Tariff-related supply chain effects are at the heart of uncertainty as the manufacturing industry encountered a faster month of contraction in November, according to the Institute for Supply Management’s latest Purchasing Managers’ Index.
ISM’s index registered 48.2% in November, down 0.5 percentage points compared with October. A PMI index below 50% indicates an industry in contraction.
“It is not certainly what I think folks expected to have happened, but it is where we are, and again, we’re 10 months into the news that is kind of freezing everybody in place for the decision-making,” Susan Spence, chair of the ISM’s Manufacturing Business Survey Committee, said on a call Monday.
The pullback with new orders, employment and supplier deliveries has led to the drop, Spence said.
Backlog orders decreased slightly to 44%. Of the six largest manufacturing industries, only food, beverage and tobacco products reported backlog orders expansion last month, according to the ISM report.
August’s new orders, which were at 51.4%, flowed to an uptick in production in September and a backlog index improvement in October, Spence said. While production in November is up to 51.4%, Spence said the trend has been for “those increases to flow through the chain and go back down.”
Additionally, new orders and employment both contracted at 47.4% and 44%, respectively.
“That’s underscoring what we’ve been saying all along: We have uncertainty,” Spence said. “It’s all about tariffs still. We now have a Supreme Court case that the longer it goes on, the longer we think the uncertainty is and the weakness in manufacturing.”
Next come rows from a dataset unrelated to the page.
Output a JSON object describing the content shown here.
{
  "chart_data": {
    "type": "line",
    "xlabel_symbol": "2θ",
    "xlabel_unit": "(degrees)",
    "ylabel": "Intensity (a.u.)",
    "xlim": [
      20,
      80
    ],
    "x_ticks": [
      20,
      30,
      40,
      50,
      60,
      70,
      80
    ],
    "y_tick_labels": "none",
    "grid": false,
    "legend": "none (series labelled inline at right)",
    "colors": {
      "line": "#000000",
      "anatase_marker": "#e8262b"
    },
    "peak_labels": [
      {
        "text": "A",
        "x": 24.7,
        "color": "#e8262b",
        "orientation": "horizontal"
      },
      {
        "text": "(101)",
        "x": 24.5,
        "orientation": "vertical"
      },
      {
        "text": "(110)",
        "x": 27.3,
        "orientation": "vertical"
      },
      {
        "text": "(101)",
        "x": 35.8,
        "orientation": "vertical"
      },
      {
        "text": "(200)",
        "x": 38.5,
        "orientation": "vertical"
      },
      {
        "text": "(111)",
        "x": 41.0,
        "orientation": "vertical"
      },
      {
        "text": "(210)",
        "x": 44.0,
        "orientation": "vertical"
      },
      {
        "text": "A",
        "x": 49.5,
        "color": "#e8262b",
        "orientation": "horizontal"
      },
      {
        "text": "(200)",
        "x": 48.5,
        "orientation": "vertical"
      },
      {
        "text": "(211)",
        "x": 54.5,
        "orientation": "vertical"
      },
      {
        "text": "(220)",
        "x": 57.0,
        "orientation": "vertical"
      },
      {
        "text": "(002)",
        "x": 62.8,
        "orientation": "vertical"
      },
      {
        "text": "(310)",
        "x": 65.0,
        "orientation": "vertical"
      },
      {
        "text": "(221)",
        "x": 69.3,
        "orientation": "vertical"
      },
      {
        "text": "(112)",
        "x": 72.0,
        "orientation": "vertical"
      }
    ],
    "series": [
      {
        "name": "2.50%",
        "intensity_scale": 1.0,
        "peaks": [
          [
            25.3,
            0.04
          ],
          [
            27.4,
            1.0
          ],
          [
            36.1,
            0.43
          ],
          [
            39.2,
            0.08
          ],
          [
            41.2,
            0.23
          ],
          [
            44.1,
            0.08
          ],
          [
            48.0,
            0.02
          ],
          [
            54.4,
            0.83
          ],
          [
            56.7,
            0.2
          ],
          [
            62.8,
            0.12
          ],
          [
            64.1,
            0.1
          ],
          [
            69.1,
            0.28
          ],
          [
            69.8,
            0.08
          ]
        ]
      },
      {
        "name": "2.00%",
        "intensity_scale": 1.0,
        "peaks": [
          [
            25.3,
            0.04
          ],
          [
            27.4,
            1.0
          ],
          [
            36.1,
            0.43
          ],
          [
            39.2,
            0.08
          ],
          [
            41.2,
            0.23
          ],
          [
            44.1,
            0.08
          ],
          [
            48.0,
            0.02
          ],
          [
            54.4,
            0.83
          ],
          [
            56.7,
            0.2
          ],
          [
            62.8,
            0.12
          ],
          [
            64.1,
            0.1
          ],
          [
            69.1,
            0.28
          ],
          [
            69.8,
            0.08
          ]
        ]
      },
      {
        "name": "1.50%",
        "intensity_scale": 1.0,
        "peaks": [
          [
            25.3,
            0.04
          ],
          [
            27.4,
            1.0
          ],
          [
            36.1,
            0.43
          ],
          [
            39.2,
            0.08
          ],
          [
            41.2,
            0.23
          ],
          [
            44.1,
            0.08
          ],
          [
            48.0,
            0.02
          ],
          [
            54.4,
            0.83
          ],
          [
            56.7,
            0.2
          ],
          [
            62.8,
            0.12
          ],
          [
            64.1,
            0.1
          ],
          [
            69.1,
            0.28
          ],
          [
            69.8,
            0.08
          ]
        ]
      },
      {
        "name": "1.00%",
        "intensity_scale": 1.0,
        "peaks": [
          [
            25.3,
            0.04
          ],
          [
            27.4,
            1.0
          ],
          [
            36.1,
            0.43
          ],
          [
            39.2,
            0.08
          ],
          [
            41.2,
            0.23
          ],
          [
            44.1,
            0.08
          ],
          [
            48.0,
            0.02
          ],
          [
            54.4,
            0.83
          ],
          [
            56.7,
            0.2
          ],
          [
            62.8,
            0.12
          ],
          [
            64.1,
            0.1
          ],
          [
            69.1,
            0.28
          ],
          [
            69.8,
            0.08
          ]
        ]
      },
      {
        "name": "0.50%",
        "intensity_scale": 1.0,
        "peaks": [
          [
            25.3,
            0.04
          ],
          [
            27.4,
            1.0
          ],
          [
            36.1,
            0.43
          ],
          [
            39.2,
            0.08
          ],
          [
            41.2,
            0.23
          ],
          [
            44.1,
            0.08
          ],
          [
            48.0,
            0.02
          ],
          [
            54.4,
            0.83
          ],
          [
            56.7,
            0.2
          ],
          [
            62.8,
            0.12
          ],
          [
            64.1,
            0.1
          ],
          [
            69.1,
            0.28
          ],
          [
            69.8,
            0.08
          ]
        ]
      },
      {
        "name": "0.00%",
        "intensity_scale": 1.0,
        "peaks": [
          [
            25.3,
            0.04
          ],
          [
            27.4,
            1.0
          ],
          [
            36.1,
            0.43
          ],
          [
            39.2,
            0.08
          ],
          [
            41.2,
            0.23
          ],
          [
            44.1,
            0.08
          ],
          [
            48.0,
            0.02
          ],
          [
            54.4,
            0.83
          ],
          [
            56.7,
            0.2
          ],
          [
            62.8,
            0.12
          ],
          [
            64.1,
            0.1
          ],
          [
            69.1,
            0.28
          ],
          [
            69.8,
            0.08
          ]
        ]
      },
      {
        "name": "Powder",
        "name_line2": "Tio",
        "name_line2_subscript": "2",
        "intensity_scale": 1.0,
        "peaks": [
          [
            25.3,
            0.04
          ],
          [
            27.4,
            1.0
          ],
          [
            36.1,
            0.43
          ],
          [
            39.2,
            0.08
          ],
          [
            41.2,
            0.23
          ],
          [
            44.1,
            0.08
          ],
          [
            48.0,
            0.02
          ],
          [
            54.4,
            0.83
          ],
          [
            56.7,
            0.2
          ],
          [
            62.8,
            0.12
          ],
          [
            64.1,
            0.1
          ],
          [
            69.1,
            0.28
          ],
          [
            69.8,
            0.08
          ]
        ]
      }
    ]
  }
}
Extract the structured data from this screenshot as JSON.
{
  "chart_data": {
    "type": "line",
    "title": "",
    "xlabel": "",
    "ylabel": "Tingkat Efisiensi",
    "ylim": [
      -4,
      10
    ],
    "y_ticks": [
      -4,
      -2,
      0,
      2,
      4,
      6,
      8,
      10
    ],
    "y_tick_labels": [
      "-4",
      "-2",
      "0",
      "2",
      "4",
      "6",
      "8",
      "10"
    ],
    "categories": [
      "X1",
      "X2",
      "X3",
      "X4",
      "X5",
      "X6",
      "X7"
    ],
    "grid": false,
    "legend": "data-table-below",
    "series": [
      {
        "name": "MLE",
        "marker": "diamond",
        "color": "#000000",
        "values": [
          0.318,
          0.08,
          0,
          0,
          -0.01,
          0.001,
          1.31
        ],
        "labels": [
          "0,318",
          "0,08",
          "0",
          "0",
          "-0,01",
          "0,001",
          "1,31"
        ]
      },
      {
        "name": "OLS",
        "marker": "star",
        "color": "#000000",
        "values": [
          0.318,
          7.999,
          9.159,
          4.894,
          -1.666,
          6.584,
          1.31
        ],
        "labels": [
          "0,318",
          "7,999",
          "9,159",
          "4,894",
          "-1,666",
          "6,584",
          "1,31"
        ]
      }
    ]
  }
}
Last month, the U.S. Supreme Court heard oral arguments on whether President Donald Trump’s unlimited use of tariffs under a self-declared national emergency was legal. The court has yet to deliver a ruling or set a timeline for when it will issue one.
Approximately 58% of the manufacturing sector’s gross domestic product contracted in November, whereas the GDP itself contracted by 39% compared to 41% in October, which Spence said indicates “an underscoring weak economy.” The share of sector GDP with a PMI at or below 45% is a metric used to determine manufacturing weakness, according to the report.
In the ISM survey, a comment from a transportation equipment manufacturer said that they’re starting to implement more permanent changes due to the tariff environment, including staff reductions, new guidance to shareholders and developing additional offshore manufacturing that would have been for U.S. export.
Spence said she interpreted the comment as a U.S. company “being punished” with the tariff uncertainty.
“It’s not making sense financially to expand in the U.S.,” Spence said. “Let’s just do what we can offshore because it’s cheaper.”
Additionally, Spence said the tariffs are having an opposite effect on at least the transportation equipment sector.
“They’ve been battered,” Spence said. “They have gotten a little better in the last month or so, but the transportation equipment industry is getting hit” due to increasing commodities such as aluminum and steel.
“We do not see anything on the horizon that’s going to turn the ship until there is more certainty settling and whatever is going to happen with the legality of the tariffs,” Spence said. “If that can just happen, depending on what the decision is, of course, people maybe will start to get back to being able to make decisions because they know what’s going to stick versus change.”
S&P’s November PMI report gave a slightly positive look at the sector, registering 52.2% last month, down 0.3 percentage points from October. The decrease is reflective of a rise in output and new orders, but much of the growth came from the domestic market since exports have stumbled from tariffs.
Still, overall demand growth was limited and slower than in October amid ongoing uncertainty, the S&P reported.
“Although the headline PMI signaled a further expansion of factory activity in November, the health of the US manufacturing sector gets more worrying the more you scratch under the surface,” Chris Williamson, chief business economist at S&P’s Global Market Intelligence, said in a statement.
Nevertheless, Williamson added that manufacturers have grown optimistic about the year ahead, as the government shutdown ending helped raise confidence from the drop in October.
“Optimism is being fueled by hopes of improved policy support, including lower interest rates, as well as greater political stability, though it is clear that uncertainty remains elevated and a drag on business growth in many firms, holding confidence well below levels seen at the start of the year,” Williamson said.